GAAD is aimed at the design, development, usability, and related communities and it has broadly similar aims to the World Usability Day initiative sponsored by the User Experience Professionals Association (UXPA): raising awareness through events and information about digital accessibility.

In recognition of GAAD, it is worth trying out some accessibility ‘quick checks’ to review and improve the accessibility of your website. 

The defacto standards of website accessibility are the W3C’s Web Content Accessibility Guidelines and some regional variations such as the Section 508 in the USA. 

These guidelines are the product of extensive collaboration among the world’s leading accessibility researchers and developers.  

The guidelines and their supporting techniques are necessarily extensive and potentially intimidating, so as a relatively quick check into your site’s accessibility, why not try out some of these techniques?

Five quick checks on your site’s accessibility

1. Unplug your mouse

Don’t use your mouse, but instead use the tab key to move through the links and active elements on your site, and use the space bar or return key to select items.  

Are you able to see which active are has the current focus?

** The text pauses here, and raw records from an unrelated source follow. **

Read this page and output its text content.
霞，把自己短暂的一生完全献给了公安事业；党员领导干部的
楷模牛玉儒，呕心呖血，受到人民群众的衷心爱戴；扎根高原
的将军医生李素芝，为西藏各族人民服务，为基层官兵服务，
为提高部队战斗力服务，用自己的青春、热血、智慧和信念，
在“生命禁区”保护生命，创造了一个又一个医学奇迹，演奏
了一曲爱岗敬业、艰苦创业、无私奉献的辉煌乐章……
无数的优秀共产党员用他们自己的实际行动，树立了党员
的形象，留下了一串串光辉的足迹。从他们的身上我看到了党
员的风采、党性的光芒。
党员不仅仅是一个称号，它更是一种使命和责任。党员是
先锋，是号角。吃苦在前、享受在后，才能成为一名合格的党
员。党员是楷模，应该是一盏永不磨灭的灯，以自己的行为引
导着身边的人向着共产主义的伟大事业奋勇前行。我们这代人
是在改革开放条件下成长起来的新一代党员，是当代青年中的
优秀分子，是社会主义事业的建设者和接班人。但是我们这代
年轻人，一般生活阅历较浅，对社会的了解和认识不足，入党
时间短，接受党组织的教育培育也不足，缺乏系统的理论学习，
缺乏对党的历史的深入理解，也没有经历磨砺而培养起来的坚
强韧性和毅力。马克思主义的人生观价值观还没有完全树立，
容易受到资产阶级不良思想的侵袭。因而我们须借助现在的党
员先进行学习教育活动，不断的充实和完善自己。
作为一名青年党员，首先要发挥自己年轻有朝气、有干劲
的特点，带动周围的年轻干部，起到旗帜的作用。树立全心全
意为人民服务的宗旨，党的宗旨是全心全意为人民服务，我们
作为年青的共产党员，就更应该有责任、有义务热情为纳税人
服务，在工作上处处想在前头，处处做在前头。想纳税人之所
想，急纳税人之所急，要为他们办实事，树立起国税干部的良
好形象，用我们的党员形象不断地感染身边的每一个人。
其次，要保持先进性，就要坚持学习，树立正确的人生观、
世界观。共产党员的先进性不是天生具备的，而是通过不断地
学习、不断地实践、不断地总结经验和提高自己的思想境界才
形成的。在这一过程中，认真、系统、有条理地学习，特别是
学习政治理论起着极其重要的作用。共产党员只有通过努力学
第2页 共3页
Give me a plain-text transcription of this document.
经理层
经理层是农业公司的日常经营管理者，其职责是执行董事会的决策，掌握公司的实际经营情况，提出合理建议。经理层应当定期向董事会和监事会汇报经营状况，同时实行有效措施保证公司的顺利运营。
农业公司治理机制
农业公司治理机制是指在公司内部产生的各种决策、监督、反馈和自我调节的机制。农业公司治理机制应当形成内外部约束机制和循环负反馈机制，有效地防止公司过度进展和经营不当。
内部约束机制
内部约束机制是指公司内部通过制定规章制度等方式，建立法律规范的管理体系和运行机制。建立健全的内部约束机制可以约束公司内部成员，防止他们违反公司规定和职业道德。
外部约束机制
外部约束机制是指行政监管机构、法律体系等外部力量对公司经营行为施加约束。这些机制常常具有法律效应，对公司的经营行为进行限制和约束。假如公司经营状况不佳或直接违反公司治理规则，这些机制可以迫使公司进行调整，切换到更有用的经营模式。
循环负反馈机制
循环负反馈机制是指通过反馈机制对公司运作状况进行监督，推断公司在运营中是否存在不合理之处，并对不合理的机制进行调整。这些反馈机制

Can you access all areas of the site or are there some parts that are revealed only through the hovering of a mouse? 

2. Check your multimedia

More and more online content is through video and audio podcasts, and this also needs to be accessible.  

Check if you are providing captions, transcripts, or audio descriptions to make these available to those who are deaf or with hearing impairments.

3. Try out a screen reader

Blind users have a variety of assistive technologies to use, but the site needs to meet them halfway by providing content that can be read by the screenreader.  

Some screenreaders can be quite expensive but you can try out the free open source NVDA screenreader to see how your site sounds when read through.  

Alternatively for Firefox users, the Fangs extension provides a decent visualisation of the text that would be spoken by a screenreader.

4. Check your colour contrast 

There are some good colour contrast analysers available online that allow you to easily check whether there is enough contrast between foreground text and its background to allow people with vision impairments to read the text.   

5. Run an accessibility tool 

A variety of accessibility checking tools are available such as my personal favourite WAVE or accessibility toolbars which can help you perform many of the checks above.  

Be aware that these tools will not find all of the accessibility issues, since many require a deeper review of the code itself, but they will point you in the right direction and help you find some of the more easily identified issues. 

The steps above won’t necessarily find all of your accessibility issues, but it will help you capture some of the accessibility quick wins for your site. For further technical information check out the W3C’s WCAG guidelines and the related WAI- ARIA guidelines if your site features lots of AJAX, dynamic content and other rich internet application cleverness.